ARTICLE 20
ELIMINATION OF DOUBLE TAXATION
(1) In the case of residents of the Federal Republic, double taxation shall be avoided as follows:
- *(a) Subject to the provisions of sub-paragraphs b), c) and d), there shall be excluded from the basis upon which German tax is imposed, any item of income from sources within France and any element of capital situated within France which, in accordance with this Convention, may be taxed in France.
- (b) In respect of dividends, sub-paragraph (a) shall apply only to net income corresponding to dividends paid by a joint stock company resident in France to a joint stock company resident in the Federal Republic which owns at least 10 per cent of the capital stock of the first-mentioned company.
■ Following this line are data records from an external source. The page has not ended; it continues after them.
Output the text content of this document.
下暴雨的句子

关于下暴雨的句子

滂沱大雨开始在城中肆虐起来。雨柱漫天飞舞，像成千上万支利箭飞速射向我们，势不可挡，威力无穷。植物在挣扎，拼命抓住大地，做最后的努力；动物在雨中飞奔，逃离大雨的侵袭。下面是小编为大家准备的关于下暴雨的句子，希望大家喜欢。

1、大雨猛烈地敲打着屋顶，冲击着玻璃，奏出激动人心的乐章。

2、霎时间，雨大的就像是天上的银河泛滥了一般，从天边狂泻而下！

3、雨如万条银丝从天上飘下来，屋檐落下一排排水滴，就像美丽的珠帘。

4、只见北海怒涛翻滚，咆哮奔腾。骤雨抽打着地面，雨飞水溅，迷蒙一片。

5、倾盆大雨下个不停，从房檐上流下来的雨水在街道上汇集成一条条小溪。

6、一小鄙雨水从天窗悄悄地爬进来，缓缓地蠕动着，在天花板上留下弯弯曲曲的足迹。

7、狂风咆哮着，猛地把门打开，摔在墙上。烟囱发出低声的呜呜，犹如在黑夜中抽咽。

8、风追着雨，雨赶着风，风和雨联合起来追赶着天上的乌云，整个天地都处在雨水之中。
This provision shall also apply to shares the dividends of which would come within the scope of the preceding sentence.
- *(c) The French tax levied in accordance with this Convention on dividends other than those referred to in sub-paragraph b) above and on items of income arising in France, referred to in paragraph (4) of Article 7, Article 11, paragraph (6) of Article 13 and Article 13B, shall be allowed as a credit against the German tax attributable to the same income, subject to the provisions of German tax law regarding credit for foreign tax.
- #(d) Notwithstanding the provisions of sub-paragraph a) and other provisions of this Convention, double taxation shall be avoided by allowing a tax credit as laid down in sub-paragraph c) if the Federal Republic of Germany notifies France through diplomatic channels of other items of income to which it intends to apply the provisions of sub-paragraph c). The provisions of the preceding sentence shall apply only to income referred to in Articles 4 and 12. Double taxation is then avoided for the notified income by allowing a tax credit according to sub-paragraph c) from the first day of the calendar year next following that in which the notification was made.
(2) In the case of residents of France, double taxation shall be avoided as follows:
- *(a) Items of income arising in the Federal Republic of Germany and which may be taxed in that State in accordance with this Convention may also be taxed in France if they are derived by a resident of France and are not exempt from corporation tax under French domestic law. The German tax shall not be deducted when calculating taxable income in France. However, the recipient shall be entitled to a tax credit for the French tax based on that income. This tax credit shall be equal to:
- *(aa) in the case of income referred to in paragraphs (1), (4) and (6) of Article 7, paragraphs (2), (5), (9) and (10) of Article 9, paragraph (2) of Article 11, paragraph (6) of Article 13 and paragraphs (1) and (2) of Article 13B, the amount of tax paid in the Federal Republic of Germany in accordance with the provisions of these Articles. However, it shall not exceed the amount of French tax attributable to such income.
- *(bb) in the case of all other income, the amount of French tax attributable to such income, provided that the resident of France is subject to German tax in respect of such income. This provision shall apply in particular to income referred to in Article 3, paragraphs (1) and (3) of Article 4, paragraph (1) of Article 6, paragraphs (2), (3) and (5) of Article 7, paragraph (1) of Article 12, paragraphs (1) and (2) of Article 13, and Article 14.
- *(b) Where a company which is a resident of France is taxed in that State in accordance with French domestic law on a consolidated tax base, including in particular the profits or losses of subsidiaries that are residents of the Federal Republic of Germany or permanent establishments situated in the Federal Republic of Germany, the provisions of this Convention shall not prevent the application of French domestic law. In such case, the German tax shall not be deducted from income, but the resident of France shall be entitled to a tax credit against French tax. Such tax credit shall be equal to the amount of tax paid in the Federal Republic of Germany. Such tax credit shall not exceed the amount of French tax attributable to such income.
- (c) Capital that is taxable in the Federal Republic pursuant to Article 19 shall also be taxable in France. Residents of France shall be entitled to a tax credit for the amount of the tax levied on that capital in the Federal Republic, but such credit may not exceed the amount of French tax on that capital. This credit may be deducted from the solidarity tax on capital the base of which includes the capital in question.
(3) When a company which is a resident of the Federal Republic of Germany allocates income arising in France for distribution as dividends, nothing in paragraph (1) shall prevent the levying of a compensatory tax in the form of a business tax on sums distributed in accordance with the tax laws of the Federal Republic of Germany.